This lesson is being piloted (Beta version)

Data Cleaning and Aggregation


Teaching: min
Exercises: min
  • What does it mean to “clean” data and why is it important to do so before analysis?

  • How can I quickly and efficiently identify problems with my data?

  • How can identify and remove incorrect values from my dataset?

  • Confirm that data are formatted correctly

  • Enumerate common problems encountered with data formatting.

  • Visualize the distribution of recorded values

  • Identify and remove outliers in a dataset using R and QGIS

  • Correct other issues specific to how data were collected

Data cleaning and aggregation in the DIFM project

We saw in the last episode that we can make graphs of our trial data, but right now they are all points that cannot easily be combined.
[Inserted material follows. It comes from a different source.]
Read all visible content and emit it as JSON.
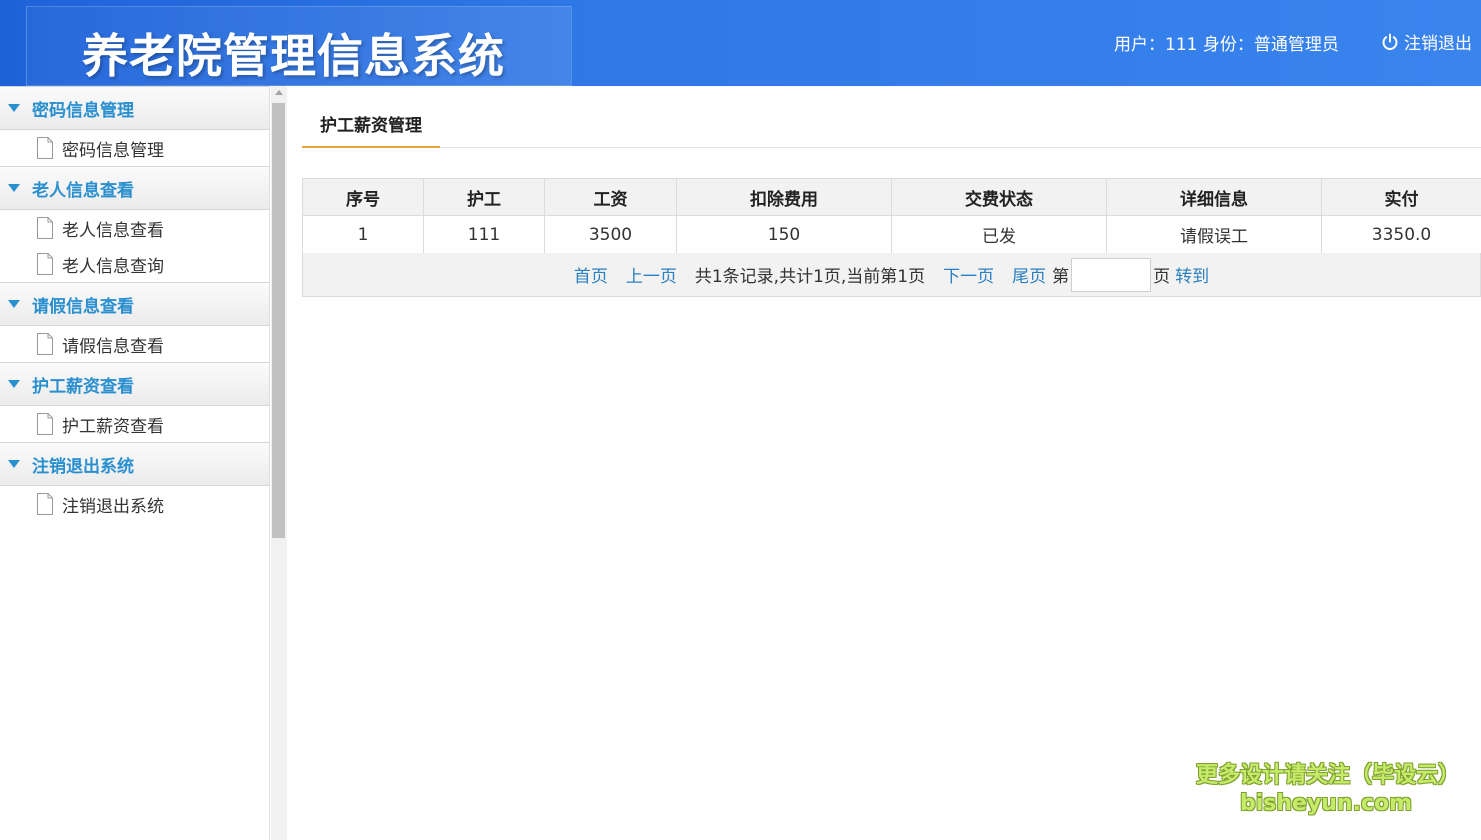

For example, we do not know what the yield was at a specific nitrogen or seeding point on the field. But that is important if we are going to talk about the results of the trial. We need to know what the yield was when a certain seeding and nitrogen rate combination was applied. To do this, we first clean the trial points and then create a grid over the field. Inside that grid, we aggregate the points from each data type and report the median of the points that fall into each polygon of the grid. These will form a new dataset where we can directly relate a yield value to a given seed and nitrogen treatment. In the context of trials, the polygons of the grid are typically called the units of observation.

Data Cleaning Details

After harvesting, we collect all the data needed for analysis, and in advance of running analysis, we clean and organize the data in order to remove machinery error and such. In particular, we need to clean yield data, as-planted data, as-applied data, and sometimes EC data. For public data, we simply import them into our aggregated data set without cleaning, as they have already been cleaned before being released to the public.

Here are the main concerns for yield, as-planted, and as-applied data:

Simulating yields

Because you are generating your trial design “on the fly” in this workshop you will have different nitrogen and seed application rates than for the original dataset which measured the yields from a “real” trial. In practice, whatever yield, asplanted, asapplied, and trial measurements you have stored can be used for this exercise, however for this workshop only have simulated the yields we’d expect to get out from your trial design. These are the data files with the _new in their titles.

Step 1: Importing and transforming our shapefile datasets

The first step is to read in our boundary and abline shape files and transform them to UTM for later use. Let’s do this step-by-step, starting with reading in the boundary shapefile and projecting it:

boundary <- read_sf("data/boundary.gpkg")

What is the current coordinate reference system of this object?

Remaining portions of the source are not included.